We consider the code first:

```
T = ode_solver()
T.function = ( lambda t,y: [ y[0],y[1] ] )
T.ode_solve( y_0 = [1,1]
, t_span = [-1, 0.5]
, num_points=15 )
for sol in T.solution: print sol
```

It is a version of the posted code with clear spacing and an explicit print of the computed numerical solution.
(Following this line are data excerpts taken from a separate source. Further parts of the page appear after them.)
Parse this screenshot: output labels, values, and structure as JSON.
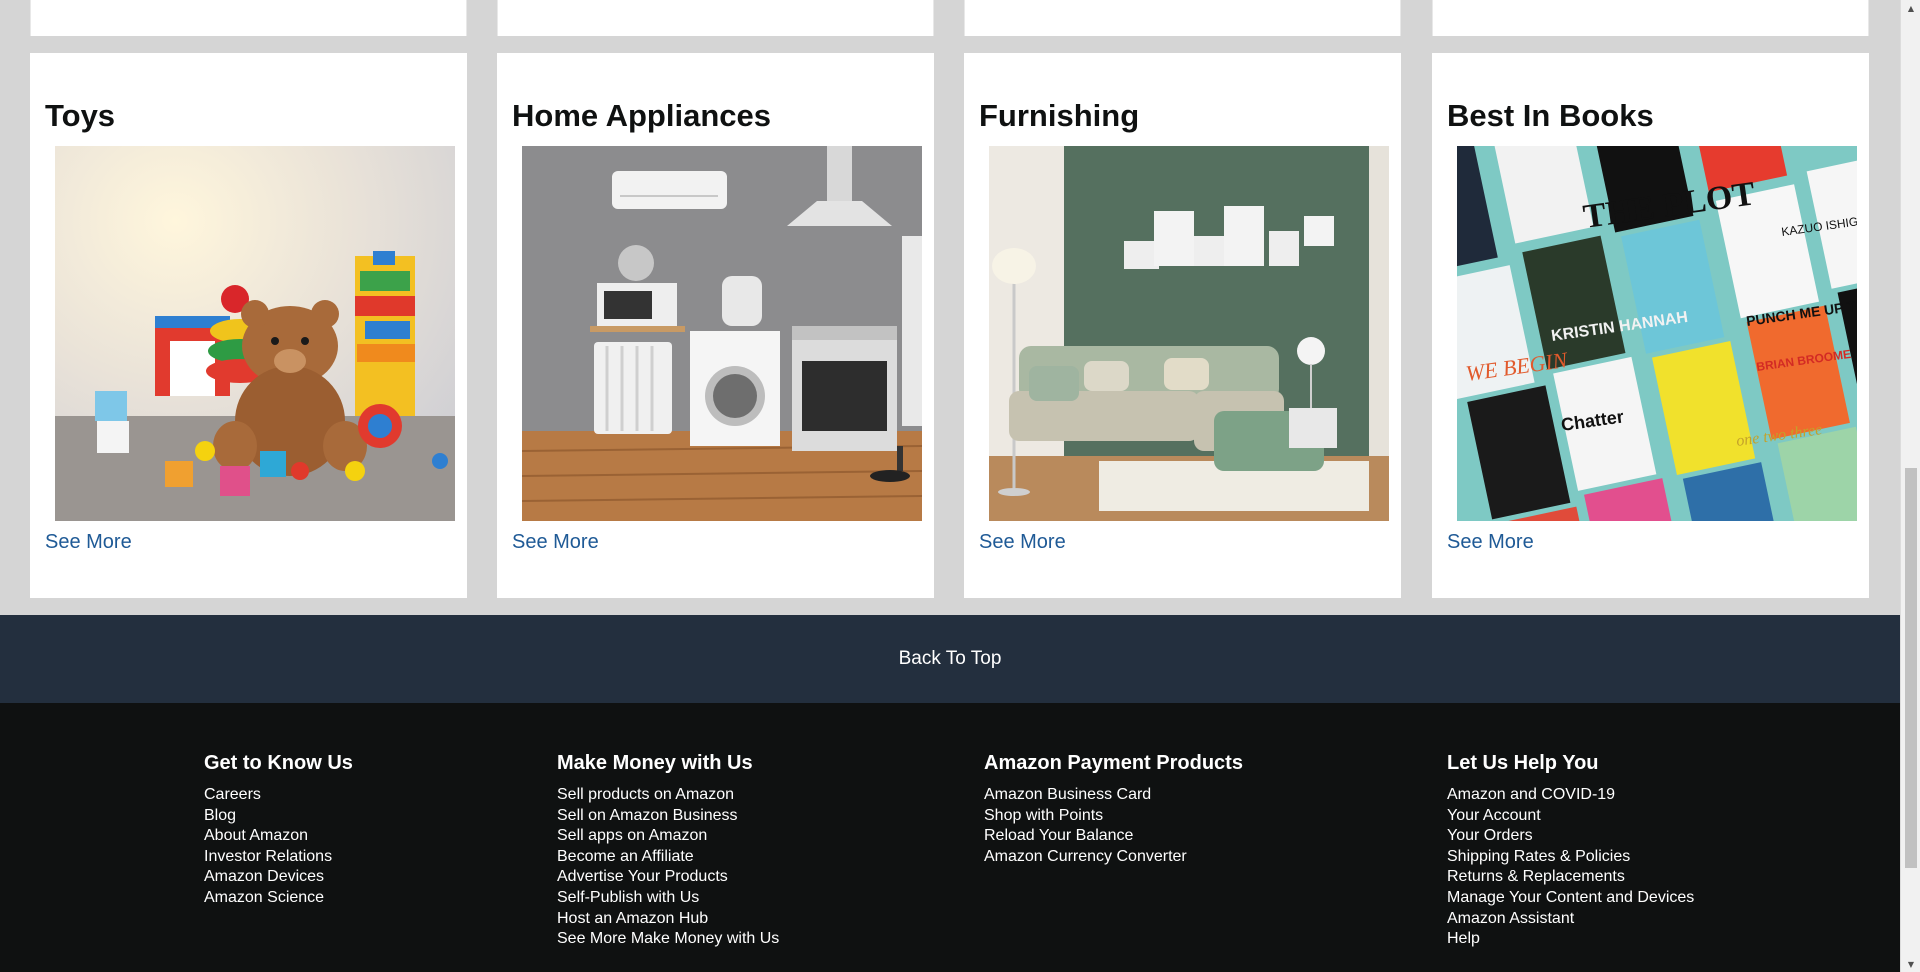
{
  "cards": [
    {
      "title": "Toys",
      "link": "See More",
      "image": "toys-photo"
    },
    {
      "title": "Home Appliances",
      "link": "See More",
      "image": "appliances-photo"
    },
    {
      "title": "Furnishing",
      "link": "See More",
      "image": "living-room-photo"
    },
    {
      "title": "Best In Books",
      "link": "See More",
      "image": "book-covers-photo"
    }
  ],
  "back_to_top": "Back To Top",
  "footer": {
    "columns": [
      {
        "heading": "Get to Know Us",
        "links": [
          "Careers",
          "Blog",
          "About Amazon",
          "Investor Relations",
          "Amazon Devices",
          "Amazon Science"
        ]
      },
      {
        "heading": "Make Money with Us",
        "links": [
          "Sell products on Amazon",
          "Sell on Amazon Business",
          "Sell apps on Amazon",
          "Become an Affiliate",
          "Advertise Your Products",
          "Self-Publish with Us",
          "Host an Amazon Hub",
          "See More Make Money with Us"
        ]
      },
      {
        "heading": "Amazon Payment Products",
        "links": [
          "Amazon Business Card",
          "Shop with Points",
          "Reload Your Balance",
          "Amazon Currency Converter"
        ]
      },
      {
        "heading": "Let Us Help You",
        "links": [
          "Amazon and COVID-19",
          "Your Account",
          "Your Orders",
          "Shipping Rates & Policies",
          "Returns & Replacements",
          "Manage Your Content and Devices",
          "Amazon Assistant",
          "Help"
        ]
      }
    ]
  },
  "book_cover_text": [
    "THE PLOT",
    "KRISTIN HANNAH",
    "PUNCH ME UP TO THE GODS",
    "WE BEGIN",
    "Chatter",
    "KAZUO ISHIGURO",
    "one two three",
    "BRIAN BROOME"
  ],
  "colors": {
    "link": "#1f5a96",
    "back_to_top_bg": "#232f3e",
    "footer_bg": "#0f1111",
    "page_bg": "#d5d5d5"
  }
}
There are only $15$ points instead of the $100$ in the post, so that i can print the results below:

```
(-1, [1, 1])
(-0.9, [1.1051709180721718, 1.1051709180721718])
(-0.8, [1.2214027581508475, 1.2214027581508475])
(-0.7000000000000001, [1.349858807559386, 1.349858807559386])
(-0.6000000000000001, [1.4918246976162504, 1.4918246976162504])
(-0.5000000000000001, [1.6487212706652636, 1.6487212706652636])
(-0.40000000000000013, [1.8221188003441908, 1.8221188003441908])
(-0.30000000000000016, [2.0137527074108474, 2.0137527074108474])
(-0.20000000000000015, [2.225540928417404, 2.225540928417404])
(-0.10000000000000014, [2.4596031110640215, 2.4596031110640215])
(-1.3877787807814457e-16, [2.718281828345476, 2.718281828345476])
(0.09999999999999987, [3.0041660238090535, 3.0041660238090535])
(0.19999999999999987, [3.320116922571744, 3.320116922571744])
(0.2999999999999999, [3.6692966674228997, 3.6692966674228997])
(0.3999999999999999, [4.055199966612103, 4.055199966612103])
(0.4999999999999999, [4.481689070063939, 4.481689070063939])
```

This is the solution, and the last value fits into the theoretical computation, since

```
sage: exp( 0.5 + 1 )
4.48168907033806
```

The lines:

```
sx = [ j[1][0] for j in T.solution ]
sy = [ j[1][1] for j in T.solution ]
zip( sx, sy )
```

are now computing the same as the list comprehension:

```
sage: [ sol[1] for sol in T.solution ]
[[1, 1],
[1.1051709180721718, 1.1051709180721718],
[1.2214027581508475, 1.2214027581508475],
[1.349858807559386, 1.349858807559386],
[1.4918246976162504, 1.4918246976162504],
[1.6487212706652636, 1.6487212706652636],
[1.8221188003441908, 1.8221188003441908],
[2.0137527074108474, 2.0137527074108474],
[2.225540928417404, 2.225540928417404],
[2.4596031110640215, 2.4596031110640215],
[2.718281828345476, 2.718281828345476],
[3.0041660238090535, 3.0041660238090535],
[3.320116922571744, 3.320116922571744],
[3.6692966674228997, 3.6692966674228997],
[4.055199966612103, 4.055199966612103],
[4.481689070063939, 4.481689070063939]]
```

Now we print the line for these points, but take care to stop at `xmax=3`

and `ymax=3`

. OK.

```
p = line( [ sol[1] for sol in T.solution ] )
p.show( xmin=-3, xmax=3, ymax=3, ymin=-3 )
```

And please observe that the point $(3,3)$ is reached.

Let us now do "the same", but use the `t_span = [ 0, 0.5 ]`

.

```
T = ode_solver()
T.function = ( lambda t,y: [ y[0],y[1] ] )
T.ode_solve( y_0 = [1,1]
, t_span = [ 0 , 0.5] # WE START IN ZERO
, num_points=5 ) # ONLY FIVE POINTS
for sol in T.solution: print sol
p = line( [ sol[1] for sol in T.solution ] )
p.show( xmin=-3, xmax=3, ymax=3, ymin=-3 )
```

This gives:

```
(0, [1, 1])
(0.1, [1.1051709180721718, 1.1051709180721718])
(0.2, [1.2214027581508475, 1.2214027581508475])
(0.30000000000000004, [1.349858807559386, 1.349858807559386])
(0.4, [1.4918246976162504, 1.4918246976162504])
(0.5, [1.6487212706652636, 1.6487212706652636])
Launched png viewer for Graphics object consisting of 1 graphics primitive
```

and in the launched viewer the line segment starts in $(1,1)$ but does not reach $(2,2)$.

If we have "the same effect", there is still some difference - the second parametric solution does not go "as far as the first one".